Set alongside a score by the reliable Dario Marianelli (Atonement, Anna Karenina), the film embraces its Parisian nature perfectly. It may feel rough around the edges, but it also manages to capture something more raw and honest about kid's films. They need to have flaws and feel imperfect. While this is made annoying clear by Mr. Pickles (Richard Ayoade), who exists as a meta commentary on film structure and archetypes, it does so in rather predictable manners. Besides the impressive animation, the themes explored are at times too reminiscent of Laika's other films and takes away some of the impact. Nonetheless, it is still an amazingly solid, fluid film that challenges audiences and leaves a sense of where animation can go.
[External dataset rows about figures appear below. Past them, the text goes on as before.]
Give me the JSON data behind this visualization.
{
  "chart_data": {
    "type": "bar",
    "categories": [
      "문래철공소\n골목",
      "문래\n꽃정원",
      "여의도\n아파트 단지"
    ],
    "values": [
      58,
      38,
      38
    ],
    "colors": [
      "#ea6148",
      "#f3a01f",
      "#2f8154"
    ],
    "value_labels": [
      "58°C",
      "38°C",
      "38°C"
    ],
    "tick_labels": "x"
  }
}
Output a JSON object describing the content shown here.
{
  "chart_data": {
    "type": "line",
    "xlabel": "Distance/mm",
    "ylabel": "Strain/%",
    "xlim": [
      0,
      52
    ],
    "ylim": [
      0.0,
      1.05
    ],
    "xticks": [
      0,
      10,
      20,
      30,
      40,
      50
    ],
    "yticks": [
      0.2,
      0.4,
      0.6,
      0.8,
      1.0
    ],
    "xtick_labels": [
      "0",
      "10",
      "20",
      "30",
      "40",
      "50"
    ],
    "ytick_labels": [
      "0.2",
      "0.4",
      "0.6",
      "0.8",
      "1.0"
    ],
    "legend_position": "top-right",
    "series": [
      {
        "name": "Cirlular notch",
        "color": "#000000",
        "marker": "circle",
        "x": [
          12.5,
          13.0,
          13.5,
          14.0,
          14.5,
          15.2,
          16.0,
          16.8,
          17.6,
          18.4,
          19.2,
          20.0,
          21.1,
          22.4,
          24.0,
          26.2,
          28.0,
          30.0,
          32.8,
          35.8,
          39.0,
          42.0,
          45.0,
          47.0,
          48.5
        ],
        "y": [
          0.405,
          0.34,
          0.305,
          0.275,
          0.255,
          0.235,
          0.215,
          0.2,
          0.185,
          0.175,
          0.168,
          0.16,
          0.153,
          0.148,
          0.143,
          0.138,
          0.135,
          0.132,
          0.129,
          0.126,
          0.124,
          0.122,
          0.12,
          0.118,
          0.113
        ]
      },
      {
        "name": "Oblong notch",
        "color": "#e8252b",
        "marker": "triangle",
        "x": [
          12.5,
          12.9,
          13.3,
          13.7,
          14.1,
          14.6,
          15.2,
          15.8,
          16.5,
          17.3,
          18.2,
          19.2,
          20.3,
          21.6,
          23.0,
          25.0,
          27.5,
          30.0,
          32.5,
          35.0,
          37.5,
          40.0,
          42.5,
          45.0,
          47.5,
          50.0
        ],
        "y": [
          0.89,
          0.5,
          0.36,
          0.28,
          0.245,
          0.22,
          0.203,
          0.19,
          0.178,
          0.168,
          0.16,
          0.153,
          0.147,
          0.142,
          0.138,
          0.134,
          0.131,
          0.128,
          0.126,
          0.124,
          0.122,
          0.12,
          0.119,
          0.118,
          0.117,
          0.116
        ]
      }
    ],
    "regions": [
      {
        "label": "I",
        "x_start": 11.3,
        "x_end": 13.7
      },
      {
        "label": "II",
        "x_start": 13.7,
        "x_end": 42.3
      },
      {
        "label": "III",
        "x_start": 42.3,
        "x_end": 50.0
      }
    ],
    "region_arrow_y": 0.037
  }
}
The Boxtrolls may not be the greatest stop motion animation film, but it's not from lack of trying. Even for those that will find faults in the character design or grotesque moments will have trouble not recognizing its craft. Even in a very limiting format, there's a lot of physical humor and enjoyment to get out of watching the film. The way that the characters move even has a personality that is missing from CGI film. It feels more organic and like the film itself, feels like an outcast in need of proving themselves. Once again, Laika succeeds at doing just that while proving that family films can have peril and excitement while still having the familiar morals and triumphs that come with the territory.
In all honesty, I admire the film more than like it. The Boxtrolls definitely has all of the correct appeal to make me like it. However, when compared to ParaNorman, it does feel like a sloppier film that is more about pushing boundaries than telling a great story. This isn't a problem with the title creatures are so much fun to be around. Even then, the character designs are a little more off putting on purpose this time, and while that's intentional, makes it a little hard to enjoy. I like that Laika Studios continues to try new things and the scenery is very impressive with awe inspiring action beats to boot. Still, it feels almost too kiddie material for the first half of the film. This isn't a bad thing, but it doesn't help to make a consistent tone. Still, this is a film that I will likely appreciate with age when I get enough films to properly do a Laika marathon.
In truth, I don't see the film winning Best Animated Film. Whereas I rooted for ParaNorman before, I can see where many would be turned off by this. In fact, I admire it as a gamble of bizarre-looking characters in a realm of cleanly polished competitors. Even then, it is only second favorite for 2014 to How to Train Your Dragon 2, which at least showed how CGI animation can work when actually putting in effort. Still, the money is on The LEGO Movie to win for inexplicable reasons. Nonetheless, I see The Boxtrolls being nominated simply because it's stop motion and has enough authentic charm to make it work.
Will The Boxtrolls succeed at the box office? Is Laika Studios ever going to win Best Animated Film? What is the future of stop motion animation and can it compete with CGI films?